ARTICOLO 2119 codice civile. Recesso per giusta causa. Il datore di lavoro o il lavoratore  possono recedere dal contratto prima della scadenza del termine, se il contratto è a tempo determinato, o senza preavviso, se il contratto è a tempo indeterminato, qualora si verifichi una causa che non consenta la prosecuzione, anche provvisoria, del rapporto. Se il contratto è a tempo indeterminato, al prestatore di lavoro che recede per giusta causa compete l'indennità sostituiva del preavviso.

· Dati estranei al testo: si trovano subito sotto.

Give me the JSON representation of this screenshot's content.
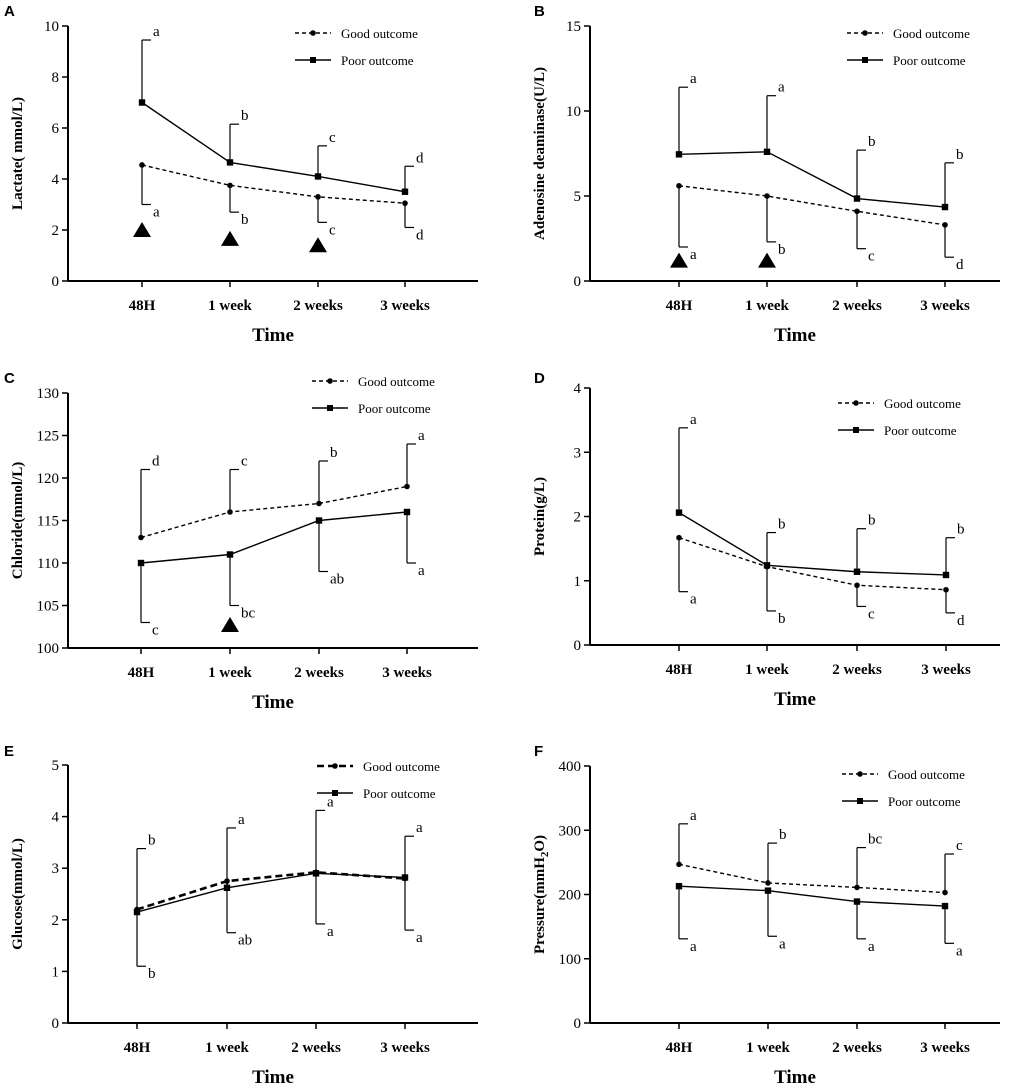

ART. 18 dello statuto dei lavoratori. Tutela del lavoratore in caso di licenziamento disciplinare illegittimo. Il giudice, nelle ipotesi in cui accerta che non ricorrono gli estremi del giustificato motivo soggettivo o della giusta causa addotti dal datore di lavoro, per insussistenza del fatto contestato ovvero perche' il fatto rientra tra le condotte punibili con una sanzione conservativa sulla base delle previsioni dei contratti collettivi ovvero dei codici disciplinari applicabili, annulla il licenziamento e condanna il datore di lavoro alla reintegrazione nel posto di lavoro e al pagamento di un'indennita' risarcitoria commisurata all'ultima retribuzione globale di fatto dal giorno del licenziamento sino a quello dell'effettiva reintegrazione, Il datore di lavoro e' condannato, altresi', al versamento dei contributi previdenziali e assistenziali dal giorno del licenziamento fino a quello della effettiva reintegrazione.

ARTICOLO 2118 codice civile. Recesso dal contratto a tempo indeterminato. Ciascuno dei contraenti può recedere dal contratto di lavoro a tempo indeterminato, dando il preavviso nel termine e nei modi stabiliti, dagli usi o secondo equità.

In mancanza di preavviso, il recedente è tenuto verso l'altra parte a un'indennità equivalente all'importo della retribuzione che sarebbe spettata per il periodo di preavviso.

 

Art. 18 dello statuto dei lavoratori : licenziamento illegittimo ma con il solo diritto ad una indennità risarcitoria, senza reintegrazione nel posto di lavoro. Il giudice, nelle altre  ipotesi (il fatto sussiste ed è stato commesso dal lavoratore) ma in cui accerta che non ricorrono comunque gli estremi del giustificato motivo soggettivo o della giusta causa addotti dal datore di lavoro, dichiara risolto il rapporto di lavoro con effetto dalla data del licenziamento e condanna il datore di lavoro al pagamento di un'indennita' risarcitoria onnicomprensiva determinata tra un minimo di dodici e un massimo di ventiquattro mensilita' dell'ultima retribuzione globale di fatto, in relazione all'anzianita' del lavoratore e tenuto conto del numero dei dipendenti occupati, delle dimensioni dell'attivita' economica, del comportamento e delle condizioni delle parti, con onere di specifica motivazione a tale riguardo.